Em Portugal, Santo Antônio ingressou nas “atividades militares” como soldado raso, mas depois disso foi sendo sucessivamente promovido e afinal, já no início do século XIX, atingiu o generalato, porque obteve, com suas orações, a vitória das armas portuguesas contra os franceses que por ordem de Napoleão haviam invadido o Reino. Isso se deu na importante batalha do Bussaco, travada em 1810.

No Brasil, Santo Antônio “lutou” na guerra de libertação de Pernambuco contra a invasão holandesa e também atuou em defesa do nosso território quando, no século XVIII, ocorreram tentativas de invasões francesas. Foi subindo gradualmente de posto e obteve afinal a patente de Tenente-Coronel, que lhe foi conferida em 1814 pelo Príncipe Regente D. João.
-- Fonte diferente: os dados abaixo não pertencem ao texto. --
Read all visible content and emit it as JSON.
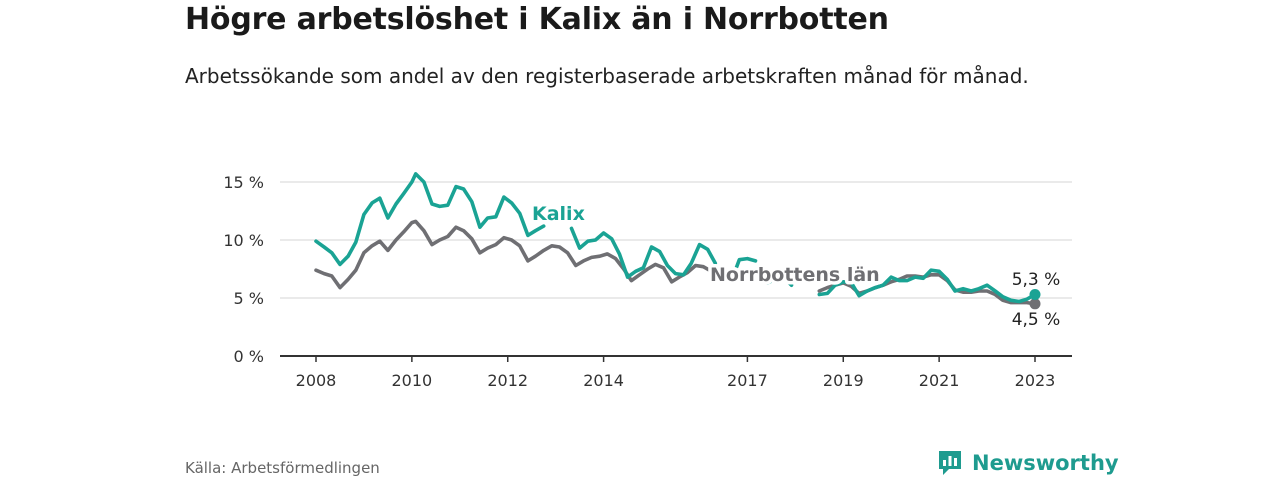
{
  "title": "Högre arbetslöshet i Kalix än i Norrbotten",
  "subtitle": "Arbetssökande som andel av den registerbaserade arbetskraften månad för månad.",
  "source": "Källa: Arbetsförmedlingen",
  "brand": "Newsworthy",
  "colors": {
    "kalix": "#1aa394",
    "norrbotten": "#6f6f73",
    "grid": "#dddddd",
    "axis": "#333333"
  },
  "chart_data": {
    "type": "line",
    "ylabel": "",
    "xlabel": "",
    "ylim": [
      0,
      16
    ],
    "y_ticks": [
      0,
      5,
      10,
      15
    ],
    "y_tick_labels": [
      "0 %",
      "5 %",
      "10 %",
      "15 %"
    ],
    "x_range": [
      2008.0,
      2023.2
    ],
    "x_ticks": [
      2008,
      2010,
      2012,
      2014,
      2017,
      2019,
      2021,
      2023
    ],
    "x_tick_labels": [
      "2008",
      "2010",
      "2012",
      "2014",
      "2017",
      "2019",
      "2021",
      "2023"
    ],
    "series": [
      {
        "name": "Kalix",
        "label": "Kalix",
        "end_label": "5,3 %",
        "points": [
          [
            2008.0,
            9.9
          ],
          [
            2008.17,
            9.4
          ],
          [
            2008.33,
            8.9
          ],
          [
            2008.5,
            7.9
          ],
          [
            2008.67,
            8.6
          ],
          [
            2008.83,
            9.8
          ],
          [
            2009.0,
            12.2
          ],
          [
            2009.17,
            13.2
          ],
          [
            2009.33,
            13.6
          ],
          [
            2009.5,
            11.9
          ],
          [
            2009.67,
            13.1
          ],
          [
            2009.83,
            14.0
          ],
          [
            2010.0,
            15.0
          ],
          [
            2010.08,
            15.7
          ],
          [
            2010.25,
            15.0
          ],
          [
            2010.42,
            13.1
          ],
          [
            2010.58,
            12.9
          ],
          [
            2010.75,
            13.0
          ],
          [
            2010.92,
            14.6
          ],
          [
            2011.08,
            14.4
          ],
          [
            2011.25,
            13.3
          ],
          [
            2011.42,
            11.1
          ],
          [
            2011.58,
            11.9
          ],
          [
            2011.75,
            12.0
          ],
          [
            2011.92,
            13.7
          ],
          [
            2012.08,
            13.2
          ],
          [
            2012.25,
            12.3
          ],
          [
            2012.42,
            10.4
          ],
          [
            2012.58,
            10.8
          ],
          [
            2012.75,
            11.2
          ],
          [
            2012.92,
            null
          ],
          [
            2013.33,
            11.0
          ],
          [
            2013.5,
            9.3
          ],
          [
            2013.67,
            9.9
          ],
          [
            2013.83,
            10.0
          ],
          [
            2014.0,
            10.6
          ],
          [
            2014.17,
            10.1
          ],
          [
            2014.33,
            8.8
          ],
          [
            2014.5,
            6.8
          ],
          [
            2014.67,
            7.3
          ],
          [
            2014.83,
            7.6
          ],
          [
            2015.0,
            9.4
          ],
          [
            2015.17,
            9.0
          ],
          [
            2015.33,
            7.8
          ],
          [
            2015.5,
            7.1
          ],
          [
            2015.67,
            7.0
          ],
          [
            2015.83,
            8.0
          ],
          [
            2016.0,
            9.6
          ],
          [
            2016.17,
            9.2
          ],
          [
            2016.33,
            8.0
          ],
          [
            2016.42,
            null
          ],
          [
            2016.58,
            7.2
          ],
          [
            2016.75,
            7.4
          ],
          [
            2016.83,
            8.3
          ],
          [
            2017.0,
            8.4
          ],
          [
            2017.17,
            8.2
          ],
          [
            2017.25,
            null
          ],
          [
            2017.42,
            6.3
          ],
          [
            2017.58,
            6.6
          ],
          [
            2017.75,
            6.8
          ],
          [
            2017.92,
            6.1
          ],
          [
            2018.0,
            null
          ],
          [
            2018.5,
            5.3
          ],
          [
            2018.67,
            5.4
          ],
          [
            2018.83,
            6.1
          ],
          [
            2019.0,
            6.4
          ],
          [
            2019.17,
            6.3
          ],
          [
            2019.33,
            5.2
          ],
          [
            2019.5,
            5.6
          ],
          [
            2019.67,
            5.9
          ],
          [
            2019.83,
            6.1
          ],
          [
            2020.0,
            6.8
          ],
          [
            2020.17,
            6.5
          ],
          [
            2020.33,
            6.5
          ],
          [
            2020.5,
            6.8
          ],
          [
            2020.67,
            6.7
          ],
          [
            2020.83,
            7.4
          ],
          [
            2021.0,
            7.3
          ],
          [
            2021.17,
            6.6
          ],
          [
            2021.33,
            5.6
          ],
          [
            2021.5,
            5.8
          ],
          [
            2021.67,
            5.6
          ],
          [
            2021.83,
            5.8
          ],
          [
            2022.0,
            6.1
          ],
          [
            2022.17,
            5.6
          ],
          [
            2022.33,
            5.1
          ],
          [
            2022.5,
            4.8
          ],
          [
            2022.67,
            4.7
          ],
          [
            2022.83,
            4.9
          ],
          [
            2023.0,
            5.3
          ]
        ]
      },
      {
        "name": "Norrbottens län",
        "label": "Norrbottens län",
        "end_label": "4,5 %",
        "points": [
          [
            2008.0,
            7.4
          ],
          [
            2008.17,
            7.1
          ],
          [
            2008.33,
            6.9
          ],
          [
            2008.5,
            5.9
          ],
          [
            2008.67,
            6.6
          ],
          [
            2008.83,
            7.4
          ],
          [
            2009.0,
            8.9
          ],
          [
            2009.17,
            9.5
          ],
          [
            2009.33,
            9.9
          ],
          [
            2009.5,
            9.1
          ],
          [
            2009.67,
            10.0
          ],
          [
            2009.83,
            10.7
          ],
          [
            2010.0,
            11.5
          ],
          [
            2010.08,
            11.6
          ],
          [
            2010.25,
            10.8
          ],
          [
            2010.42,
            9.6
          ],
          [
            2010.58,
            10.0
          ],
          [
            2010.75,
            10.3
          ],
          [
            2010.92,
            11.1
          ],
          [
            2011.08,
            10.8
          ],
          [
            2011.25,
            10.1
          ],
          [
            2011.42,
            8.9
          ],
          [
            2011.58,
            9.3
          ],
          [
            2011.75,
            9.6
          ],
          [
            2011.92,
            10.2
          ],
          [
            2012.08,
            10.0
          ],
          [
            2012.25,
            9.5
          ],
          [
            2012.42,
            8.2
          ],
          [
            2012.58,
            8.6
          ],
          [
            2012.75,
            9.1
          ],
          [
            2012.92,
            9.5
          ],
          [
            2013.08,
            9.4
          ],
          [
            2013.25,
            8.9
          ],
          [
            2013.42,
            7.8
          ],
          [
            2013.58,
            8.2
          ],
          [
            2013.75,
            8.5
          ],
          [
            2013.92,
            8.6
          ],
          [
            2014.08,
            8.8
          ],
          [
            2014.25,
            8.4
          ],
          [
            2014.42,
            7.5
          ],
          [
            2014.58,
            6.5
          ],
          [
            2014.75,
            7.0
          ],
          [
            2014.92,
            7.5
          ],
          [
            2015.08,
            7.9
          ],
          [
            2015.25,
            7.6
          ],
          [
            2015.42,
            6.4
          ],
          [
            2015.58,
            6.8
          ],
          [
            2015.75,
            7.2
          ],
          [
            2015.92,
            7.8
          ],
          [
            2016.08,
            7.7
          ],
          [
            2016.25,
            7.3
          ],
          [
            2016.33,
            null
          ],
          [
            2016.58,
            6.2
          ],
          [
            2016.67,
            null
          ],
          [
            2018.5,
            5.6
          ],
          [
            2018.67,
            5.9
          ],
          [
            2018.83,
            6.1
          ],
          [
            2019.0,
            6.3
          ],
          [
            2019.17,
            6.0
          ],
          [
            2019.33,
            5.4
          ],
          [
            2019.5,
            5.6
          ],
          [
            2019.67,
            5.9
          ],
          [
            2019.83,
            6.1
          ],
          [
            2020.0,
            6.4
          ],
          [
            2020.17,
            6.6
          ],
          [
            2020.33,
            6.9
          ],
          [
            2020.5,
            6.9
          ],
          [
            2020.67,
            6.8
          ],
          [
            2020.83,
            7.0
          ],
          [
            2021.0,
            7.0
          ],
          [
            2021.17,
            6.5
          ],
          [
            2021.33,
            5.7
          ],
          [
            2021.5,
            5.5
          ],
          [
            2021.67,
            5.5
          ],
          [
            2021.83,
            5.6
          ],
          [
            2022.0,
            5.6
          ],
          [
            2022.17,
            5.3
          ],
          [
            2022.33,
            4.8
          ],
          [
            2022.5,
            4.6
          ],
          [
            2022.67,
            4.6
          ],
          [
            2022.83,
            4.6
          ],
          [
            2023.0,
            4.5
          ]
        ]
      }
    ]
  }
}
Foi esse o posto mais alto que o Santo adquiriu no Brasil. O soldo correspondente lhe foi regularmente pago durante todo o Império e nas primeiras décadas do regime republicano. Há documentação de que deixou de ser pago somente em 1911. Treze anos depois, no ano de 1924, o Presidente Artur Bernardes assinou um despacho passando Santo Antônio para a reserva do Exército brasileiro. E como oficial superior na reserva permanece ele até hoje. Depois de uma brilhante “carreira militar” de quase 300 anos.